Liz Gilbert inspired me to do it.
(This! Writing, creativity, ideas, being a person who experiences life and then makes something tangible out of it). For years, she was my mentor I’d never met. I remember watching her Ted Talk “Your Elusive Creative Genius” in 2010. I was working in a job I hated and I watched it on repeat. Every single time I watched it, a new layer of wisdom emerged. In a world of Ted Talks and podcasts and blogs and articles (and yes you have to filter out the bullshit) we can be inspired at every turn. We can steal minutes or hours to indulge in our dreams and fantasies. I watched countless interviews on YouTube with Liz. I listened to her podcast Magic Lessons. I knew there was another way. It was as though I was in a dark room and just had to feel my way around and stay open-minded.

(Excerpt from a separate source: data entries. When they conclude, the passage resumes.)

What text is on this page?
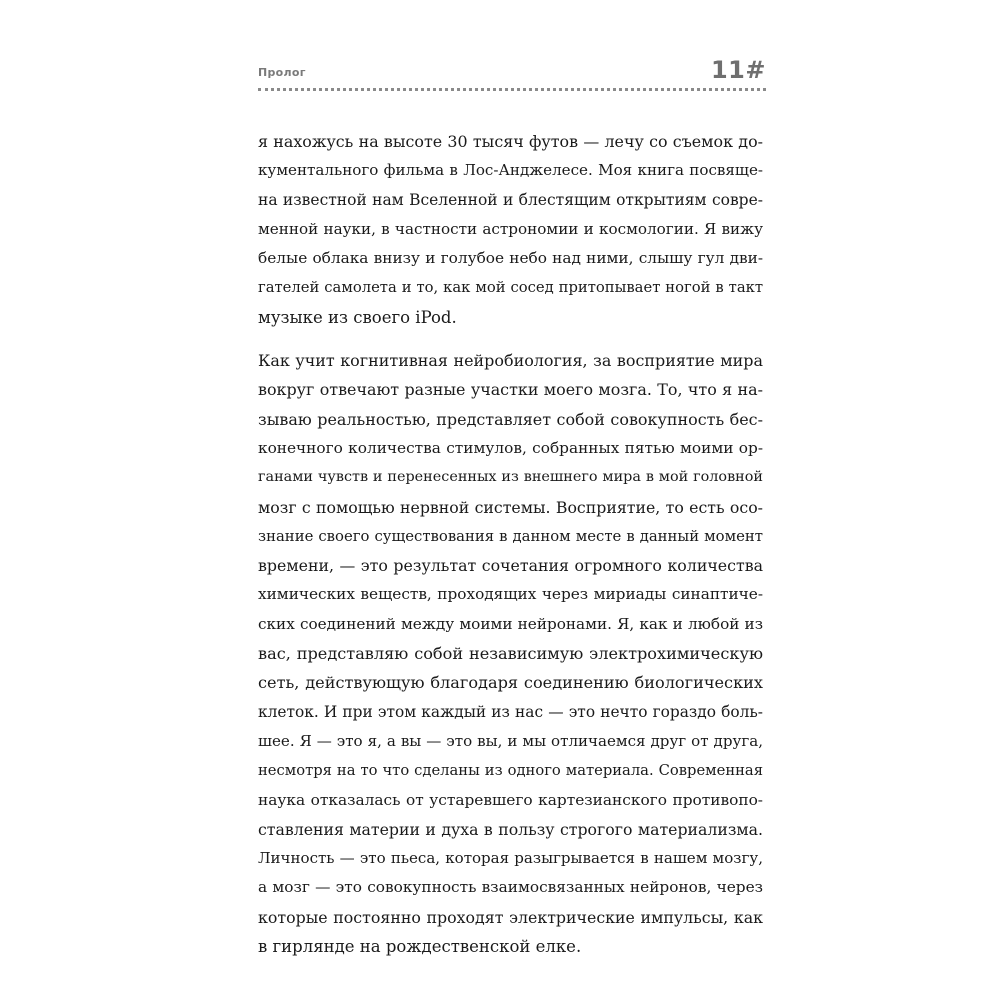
Пролог	11#

я нахожусь на высоте 30 тысяч футов — лечу со съемок до-
кументального фильма в Лос-Анджелесе. Моя книга посвяще-
на известной нам Вселенной и блестящим открытиям совре-
менной науки, в частности астрономии и космологии. Я вижу
белые облака внизу и голубое небо над ними, слышу гул дви-
гателей самолета и то, как мой сосед притопывает ногой в такт
музыке из своего iPod.

Как учит когнитивная нейробиология, за восприятие мира
вокруг отвечают разные участки моего мозга. То, что я на-
зываю реальностью, представляет собой совокупность бес-
конечного количества стимулов, собранных пятью моими ор-
ганами чувств и перенесенных из внешнего мира в мой головной
мозг с помощью нервной системы. Восприятие, то есть осо-
знание своего существования в данном месте в данный момент
времени, — это результат сочетания огромного количества
химических веществ, проходящих через мириады синаптиче-
ских соединений между моими нейронами. Я, как и любой из
вас, представляю собой независимую электрохимическую
сеть, действующую благодаря соединению биологических
клеток. И при этом каждый из нас — это нечто гораздо боль-
шее. Я — это я, а вы — это вы, и мы отличаемся друг от друга,
несмотря на то что сделаны из одного материала. Современная
наука отказалась от устаревшего картезианского противопо-
ставления материи и духа в пользу строгого материализма.
Личность — это пьеса, которая разыгрывается в нашем мозгу,
а мозг — это совокупность взаимосвязанных нейронов, через
которые постоянно проходят электрические импульсы, как
в гирлянде на рождественской елке.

In 2015, I was working at Glamour magazine, a women’s ‘glossy’ which was part of Condé Nast, situated opposite the iconic Vogue House in London’s Hanover Square. I was twenty-five and absolutely over the moon to have a condenast.co.uk email address. It felt like a huge moment. I’d pivoted from working in PR into working in magazines by taking a huge pay cut. Having grown up on a diet of sitcoms and movies set in writer/magazine worlds like Sex and The City, The Devil Wears Prada or How To Lose A Guy in 10 Days, being in a building like Glamour HQ was beyond exciting. It was worth the Tesco value beans for lunch. The editor sat in her corner office, the fashion editors wore expensive flares and heeled boots and gossiped about last night’s date at Chiltern Firehouse and colleagues called in any product they wanted to include in their round-ups. In my first few weeks on the job, I was sent to Egypt on a press trip to review a luxury hotel.

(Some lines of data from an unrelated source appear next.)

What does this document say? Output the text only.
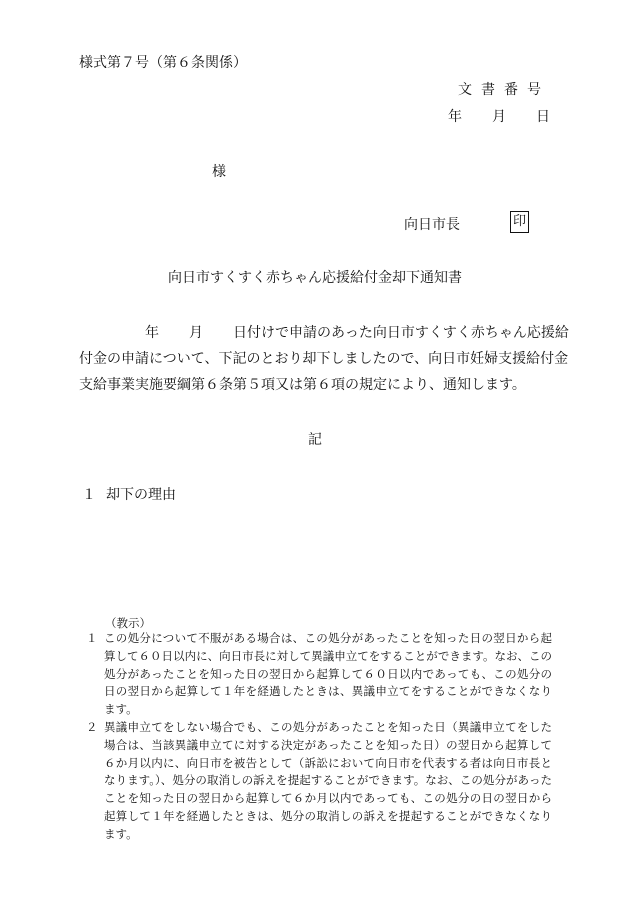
様式第７号（第６条関係）
文書番号
年 月 日
様
向日市長	印
向日市すくすく赤ちゃん応援給付金却下通知書
年 月 日付けで申請のあった向日市すくすく赤ちゃん応援給
付金の申請について、下記のとおり却下しましたので、向日市妊婦支援給付金
支給事業実施要綱第６条第５項又は第６項の規定により、通知します。
記
１ 却下の理由
（教示）
１ この処分について不服がある場合は、この処分があったことを知った日の翌日から起算して６０日以内に、向日市長に対して異議申立てをすることができます。なお、この処分があったことを知った日の翌日から起算して６０日以内であっても、この処分の日の翌日から起算して１年を経過したときは、異議申立てをすることができなくなります。
２ 異議申立てをしない場合でも、この処分があったことを知った日（異議申立てをした場合は、当該異議申立てに対する決定があったことを知った日）の翌日から起算して６か月以内に、向日市を被告として（訴訟において向日市を代表する者は向日市長となります。）、処分の取消しの訴えを提起することができます。なお、この処分があったことを知った日の翌日から起算して６か月以内であっても、この処分の日の翌日から起算して１年を経過したときは、処分の取消しの訴えを提起することができなくなります。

I loved that job in my twenties, but I knew there was something else pulling at my heartstrings. Funnily enough, luxury hotels can actually be pretty depressing if you’re with a crowd who just want to take selfies and nothing else. I was never going to be someone who enjoyed going to Fashion Week because I found no one really wanted to talk properly, it was more about the optics, the showbiz, the cartoon world of glitz. I also didn’t really care about celebrities. I just enjoyed the writing — reading, editing, tweaking, publishing, commissioning. (Basically what I do now, on The Hyphen.)
That year, I wrote a Glamour review of Liz’s brilliant creativity guide Big Magic and I was invited by Liz’s publishing team to a special lunch in central London to celebrate the book. I couldn’t believe it; I was going to meet Liz Gilbert in person. I don’t remember too much. I remember
being there and other established journalists who were clever and high-up the ladder actually editing magazines and being bosses. I was the youngest one there and was just absolutely wide-eyed with wonder that I had been invited. I remember Liz giving me a lip balm as a gift. I took it home with me and vowed not to use it, so I could keep it forever.Big Magic made me do it. I gobbled up that book, and then I would go for walks listening to it on audiobook. The idea of creativity being something you can love and it might just love you back, and how any creative project is so worth it no matter what because you get to be changed by doing it; you’ll become a different person on the other side of it. I listened to Liz talk on The Ted Interview podcast about ‘living an enchanted life’ because it feels better — I played it like a favourite song on an album.
So, I wrote my first book on the side of my job.